Radio Telescope Of The Largest Size To Peer Deep Into The Galaxy


East Asian astronomers are building the world's largest radio telescope array to see the deep into the galaxy and black holes and more accurately determine the orbits of lunar probes such as China's Chang'e-1. This, according to reporter Wang Aihua of Xinhua.

The array, called the East Asia Very Long Baseline Interferometry (VLBI) consortium, consists of 19 radio telescopes from China, Japan, and the Republic of Korea (ROK) that cover an area with a diameter of 6,000 kilometers from northern Japan's Hokkaido to western China's Kunming and Urumqi. The VLBI technology is widely used in radio astronomy and combines the observations simultaneously made by several telescopes to expand the diameter and increase magnification.

radio telescopes array Shen Zhiqiang, secretary general of the East Asia VLBI consortium committee, told Xinhua Sunday, the consortium has carried out experimental observations and frequent academic exchanges since the idea came into being in 2003. One main task of the consortium is to improve the three-dimensional map of the Milky Way galaxy obtained by Japan's VERA (VLBI Exploration of Radio Astrometry), according to the project's development plan. Hideyuki Kobayashi, director of Japan's Mizusawa VERA Observatory, told Science Magazine in the U.S. earlier that the consortium would help astronomers obtain high quality data on galactic structures.
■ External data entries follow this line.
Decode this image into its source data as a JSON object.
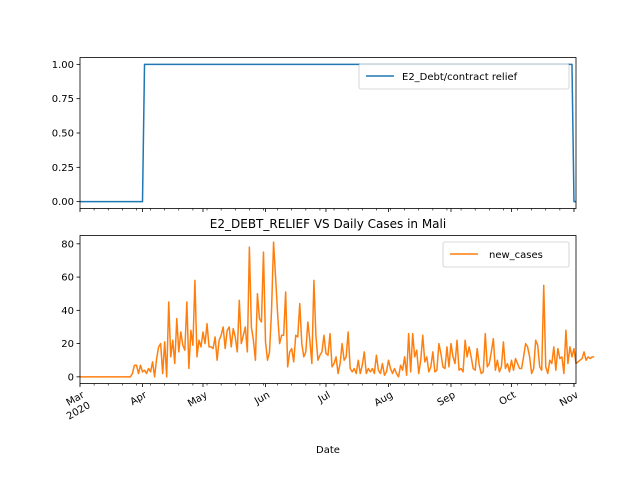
{
  "chart_data": [
    {
      "type": "line",
      "title": "",
      "xlabel": "",
      "ylabel": "",
      "xlim": [
        "2020-03-01",
        "2020-11-02"
      ],
      "ylim": [
        -0.05,
        1.05
      ],
      "y_ticks": [
        "0.00",
        "0.25",
        "0.50",
        "0.75",
        "1.00"
      ],
      "legend": "top-right",
      "series": [
        {
          "name": "E2_Debt/contract relief",
          "color": "#1f77b4",
          "points": [
            [
              "2020-03-01",
              0
            ],
            [
              "2020-04-01",
              0
            ],
            [
              "2020-04-02",
              1
            ],
            [
              "2020-10-31",
              1
            ],
            [
              "2020-11-01",
              0
            ],
            [
              "2020-11-02",
              0
            ]
          ]
        }
      ]
    },
    {
      "type": "line",
      "title": "E2_DEBT_RELIEF VS Daily Cases in Mali",
      "xlabel": "Date",
      "ylabel": "",
      "xlim": [
        "2020-03-01",
        "2020-11-02"
      ],
      "ylim": [
        -4,
        85
      ],
      "y_ticks": [
        "0",
        "20",
        "40",
        "60",
        "80"
      ],
      "x_ticks": [
        "Mar\n2020",
        "Apr",
        "May",
        "Jun",
        "Jul",
        "Aug",
        "Sep",
        "Oct",
        "Nov"
      ],
      "legend": "top-right",
      "series": [
        {
          "name": "new_cases",
          "color": "#ff7f0e",
          "start_date": "2020-03-01",
          "values": [
            0,
            0,
            0,
            0,
            0,
            0,
            0,
            0,
            0,
            0,
            0,
            0,
            0,
            0,
            0,
            0,
            0,
            0,
            0,
            0,
            0,
            0,
            0,
            0,
            0,
            0,
            2,
            7,
            7,
            2,
            7,
            3,
            4,
            2,
            5,
            3,
            9,
            0,
            11,
            18,
            20,
            2,
            21,
            0,
            45,
            12,
            22,
            8,
            35,
            15,
            27,
            19,
            16,
            45,
            5,
            28,
            19,
            58,
            12,
            22,
            18,
            27,
            20,
            32,
            18,
            18,
            17,
            24,
            10,
            22,
            25,
            30,
            17,
            28,
            30,
            18,
            29,
            24,
            15,
            46,
            20,
            25,
            30,
            15,
            78,
            30,
            22,
            10,
            50,
            35,
            33,
            75,
            21,
            10,
            15,
            40,
            81,
            60,
            38,
            20,
            25,
            25,
            51,
            6,
            15,
            17,
            9,
            25,
            24,
            44,
            20,
            12,
            15,
            33,
            22,
            8,
            58,
            25,
            10,
            13,
            15,
            25,
            14,
            13,
            26,
            6,
            8,
            12,
            2,
            8,
            20,
            10,
            12,
            27,
            5,
            3,
            5,
            2,
            10,
            2,
            7,
            15,
            2,
            5,
            3,
            5,
            2,
            13,
            4,
            2,
            8,
            1,
            3,
            10,
            5,
            2,
            5,
            2,
            0,
            7,
            4,
            12,
            1,
            26,
            3,
            26,
            12,
            16,
            2,
            10,
            25,
            9,
            12,
            3,
            6,
            15,
            3,
            4,
            20,
            14,
            6,
            5,
            18,
            6,
            20,
            12,
            8,
            22,
            4,
            5,
            3,
            22,
            12,
            18,
            12,
            5,
            4,
            17,
            7,
            2,
            3,
            26,
            6,
            8,
            15,
            23,
            4,
            10,
            3,
            6,
            21,
            5,
            8,
            3,
            10,
            4,
            11,
            8,
            5,
            5,
            12,
            20,
            18,
            12,
            2,
            5,
            22,
            19,
            6,
            4,
            55,
            6,
            2,
            10,
            8,
            18,
            4,
            17,
            11,
            12,
            2,
            28,
            8,
            18,
            12,
            17,
            8,
            9,
            10,
            11,
            15,
            10,
            12,
            11,
            12,
            12
          ]
        }
      ]
    }
  ]
}
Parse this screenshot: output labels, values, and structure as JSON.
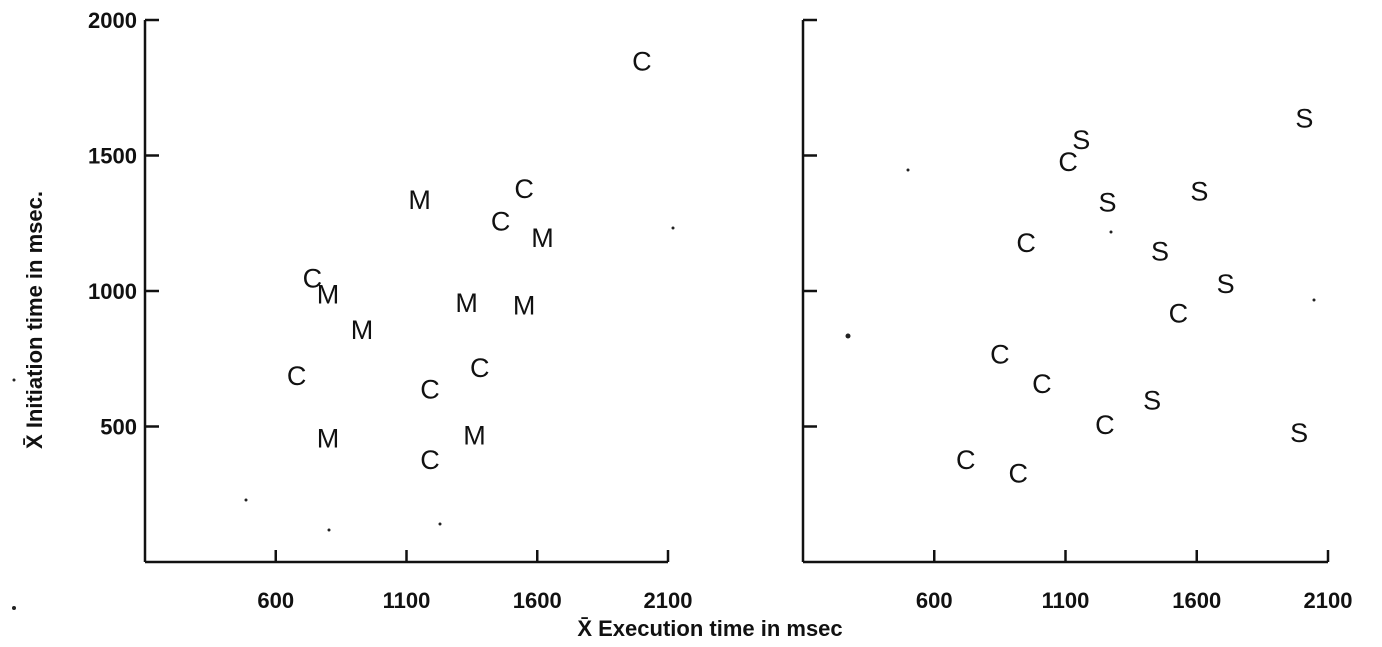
{
  "figure": {
    "xlabel": "X̄ Execution time in msec",
    "ylabel": "X̄ Initiation time in msec."
  },
  "chart_data": [
    {
      "type": "scatter",
      "panel": "left",
      "xlabel": "X̄ Execution time in msec",
      "ylabel": "X̄ Initiation time in msec.",
      "x_ticks": [
        600,
        1100,
        1600,
        2100
      ],
      "y_ticks": [
        500,
        1000,
        1500,
        2000
      ],
      "xlim": [
        100,
        2100
      ],
      "ylim": [
        0,
        2000
      ],
      "grid": false,
      "series": [
        {
          "marker": "C",
          "points": [
            {
              "x": 2000,
              "y": 1850
            },
            {
              "x": 1550,
              "y": 1380
            },
            {
              "x": 1460,
              "y": 1260
            },
            {
              "x": 740,
              "y": 1050
            },
            {
              "x": 680,
              "y": 690
            },
            {
              "x": 1380,
              "y": 720
            },
            {
              "x": 1190,
              "y": 640
            },
            {
              "x": 1190,
              "y": 380
            }
          ]
        },
        {
          "marker": "M",
          "points": [
            {
              "x": 1150,
              "y": 1340
            },
            {
              "x": 1620,
              "y": 1200
            },
            {
              "x": 800,
              "y": 990
            },
            {
              "x": 1330,
              "y": 960
            },
            {
              "x": 1550,
              "y": 950
            },
            {
              "x": 930,
              "y": 860
            },
            {
              "x": 800,
              "y": 460
            },
            {
              "x": 1360,
              "y": 470
            }
          ]
        }
      ]
    },
    {
      "type": "scatter",
      "panel": "right",
      "xlabel": "X̄ Execution time in msec",
      "x_ticks": [
        600,
        1100,
        1600,
        2100
      ],
      "y_ticks": [
        500,
        1000,
        1500,
        2000
      ],
      "xlim": [
        100,
        2100
      ],
      "ylim": [
        0,
        2000
      ],
      "grid": false,
      "series": [
        {
          "marker": "C",
          "points": [
            {
              "x": 1110,
              "y": 1480
            },
            {
              "x": 950,
              "y": 1180
            },
            {
              "x": 1530,
              "y": 920
            },
            {
              "x": 850,
              "y": 770
            },
            {
              "x": 1010,
              "y": 660
            },
            {
              "x": 1250,
              "y": 510
            },
            {
              "x": 720,
              "y": 380
            },
            {
              "x": 920,
              "y": 330
            }
          ]
        },
        {
          "marker": "S",
          "points": [
            {
              "x": 1160,
              "y": 1560
            },
            {
              "x": 2010,
              "y": 1640
            },
            {
              "x": 1610,
              "y": 1370
            },
            {
              "x": 1260,
              "y": 1330
            },
            {
              "x": 1460,
              "y": 1150
            },
            {
              "x": 1710,
              "y": 1030
            },
            {
              "x": 1430,
              "y": 600
            },
            {
              "x": 1990,
              "y": 480
            }
          ]
        }
      ]
    }
  ]
}
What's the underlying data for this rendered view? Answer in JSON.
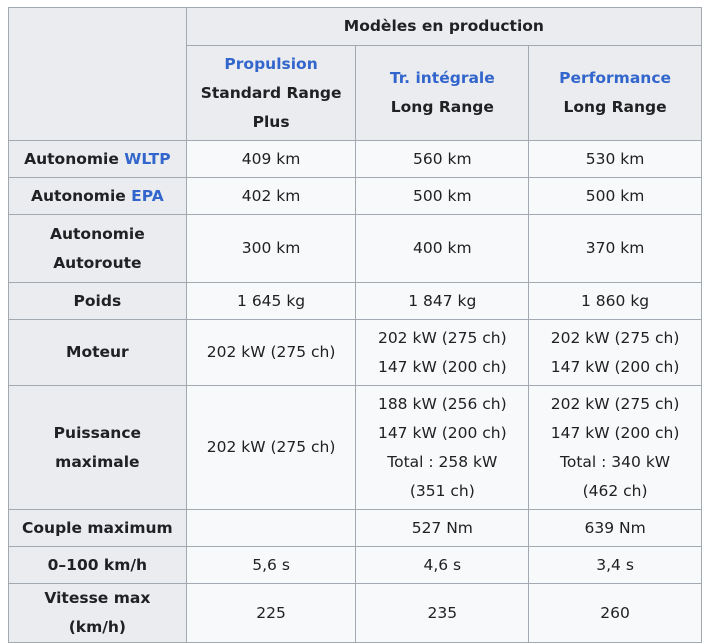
{
  "header": {
    "group_title": "Modèles en production",
    "models": [
      {
        "link": "Propulsion",
        "lines": [
          "Standard Range",
          "Plus"
        ]
      },
      {
        "link": "Tr. intégrale",
        "lines": [
          "Long Range"
        ]
      },
      {
        "link": "Performance",
        "lines": [
          "Long Range"
        ]
      }
    ]
  },
  "rows": [
    {
      "label": "Autonomie ",
      "label_link": "WLTP",
      "cells": [
        [
          "409 km"
        ],
        [
          "560 km"
        ],
        [
          "530 km"
        ]
      ]
    },
    {
      "label": "Autonomie ",
      "label_link": "EPA",
      "cells": [
        [
          "402 km"
        ],
        [
          "500 km"
        ],
        [
          "500 km"
        ]
      ]
    },
    {
      "label_lines": [
        "Autonomie",
        "Autoroute"
      ],
      "cells": [
        [
          "300 km"
        ],
        [
          "400 km"
        ],
        [
          "370 km"
        ]
      ]
    },
    {
      "label": "Poids",
      "cells": [
        [
          "1 645 kg"
        ],
        [
          "1 847 kg"
        ],
        [
          "1 860 kg"
        ]
      ]
    },
    {
      "label": "Moteur",
      "cells": [
        [
          "202 kW (275 ch)"
        ],
        [
          "202 kW (275 ch)",
          "147 kW (200 ch)"
        ],
        [
          "202 kW (275 ch)",
          "147 kW (200 ch)"
        ]
      ]
    },
    {
      "label": "Puissance maximale",
      "cells": [
        [
          "202 kW (275 ch)"
        ],
        [
          "188 kW (256 ch)",
          "147 kW (200 ch)",
          "Total : 258 kW",
          "(351 ch)"
        ],
        [
          "202 kW (275 ch)",
          "147 kW (200 ch)",
          "Total : 340 kW",
          "(462 ch)"
        ]
      ]
    },
    {
      "label": "Couple maximum",
      "cells": [
        [
          ""
        ],
        [
          "527 Nm"
        ],
        [
          "639 Nm"
        ]
      ]
    },
    {
      "label": "0–100 km/h",
      "cells": [
        [
          "5,6 s"
        ],
        [
          "4,6 s"
        ],
        [
          "3,4 s"
        ]
      ]
    },
    {
      "label": "Vitesse max (km/h)",
      "cells": [
        [
          "225"
        ],
        [
          "235"
        ],
        [
          "260"
        ]
      ]
    }
  ],
  "colors": {
    "link": "#3366cc",
    "header_bg": "#eaecf0",
    "cell_bg": "#f8f9fa",
    "border": "#a2a9b1"
  }
}
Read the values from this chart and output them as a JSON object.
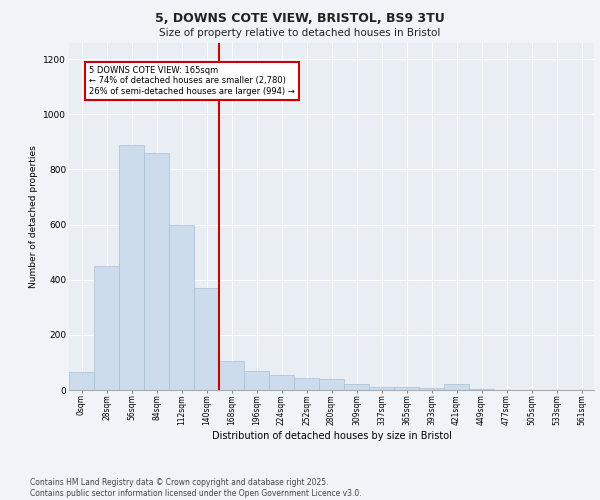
{
  "title_line1": "5, DOWNS COTE VIEW, BRISTOL, BS9 3TU",
  "title_line2": "Size of property relative to detached houses in Bristol",
  "xlabel": "Distribution of detached houses by size in Bristol",
  "ylabel": "Number of detached properties",
  "bar_color": "#ccdcec",
  "bar_edgecolor": "#a8c0d4",
  "background_color": "#e8eef4",
  "grid_color": "#ffffff",
  "vline_color": "#cc0000",
  "annotation_text": "5 DOWNS COTE VIEW: 165sqm\n← 74% of detached houses are smaller (2,780)\n26% of semi-detached houses are larger (994) →",
  "footnote": "Contains HM Land Registry data © Crown copyright and database right 2025.\nContains public sector information licensed under the Open Government Licence v3.0.",
  "categories": [
    "0sqm",
    "28sqm",
    "56sqm",
    "84sqm",
    "112sqm",
    "140sqm",
    "168sqm",
    "196sqm",
    "224sqm",
    "252sqm",
    "280sqm",
    "309sqm",
    "337sqm",
    "365sqm",
    "393sqm",
    "421sqm",
    "449sqm",
    "477sqm",
    "505sqm",
    "533sqm",
    "561sqm"
  ],
  "values": [
    65,
    450,
    890,
    860,
    600,
    370,
    105,
    70,
    55,
    45,
    40,
    22,
    10,
    10,
    8,
    22,
    4,
    0,
    0,
    0,
    0
  ],
  "ylim": [
    0,
    1260
  ],
  "yticks": [
    0,
    200,
    400,
    600,
    800,
    1000,
    1200
  ],
  "fig_width": 6.0,
  "fig_height": 5.0,
  "dpi": 100
}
Full-scale observations of the consortium are scheduled to start in 2010, which will connect at least 12 Japanese and four Chinese stations, in addition to three Korean ones that are under construction. Shen said, "The actual number of telescopes included could change as the countries involved are building new ones plus the 65-meter-diameter radio telescope being built in Shanghai. In addition, Chinese astronomers have made huge success in applying VLBI technology to determine the orbit of Chang'e-1, China's first lunar probe." Shen's research team also used VLBI to find the most convincing proof so far that there is a super-massive black hole at the center of the Milky Way galaxy. Currently, China's four telescopes participating in the consortium are still focusing on tracking the Chang'e-1 satellite, Shen said.

The China VLBI Network announced on January 20th that it successfully used the Internet to achieve high-speed data transmission called e-VLBI, an important direction for future VLBI technology development. Meanwhile, Korean and Japanese astronomers are cooperating to build in Seoul a correlator to integrate large amounts of data into high-resolution images, a fundamental preparation for the consortium. Radio telescopes differ from optical ones in that they use radio antennae to track and collect data from satellites and space probes. The first radio antenna used to identify astronomical radio sources was built by Karl Guthe Jansky, an engineer with Bell Telephone Laboratories, in the early 1930s.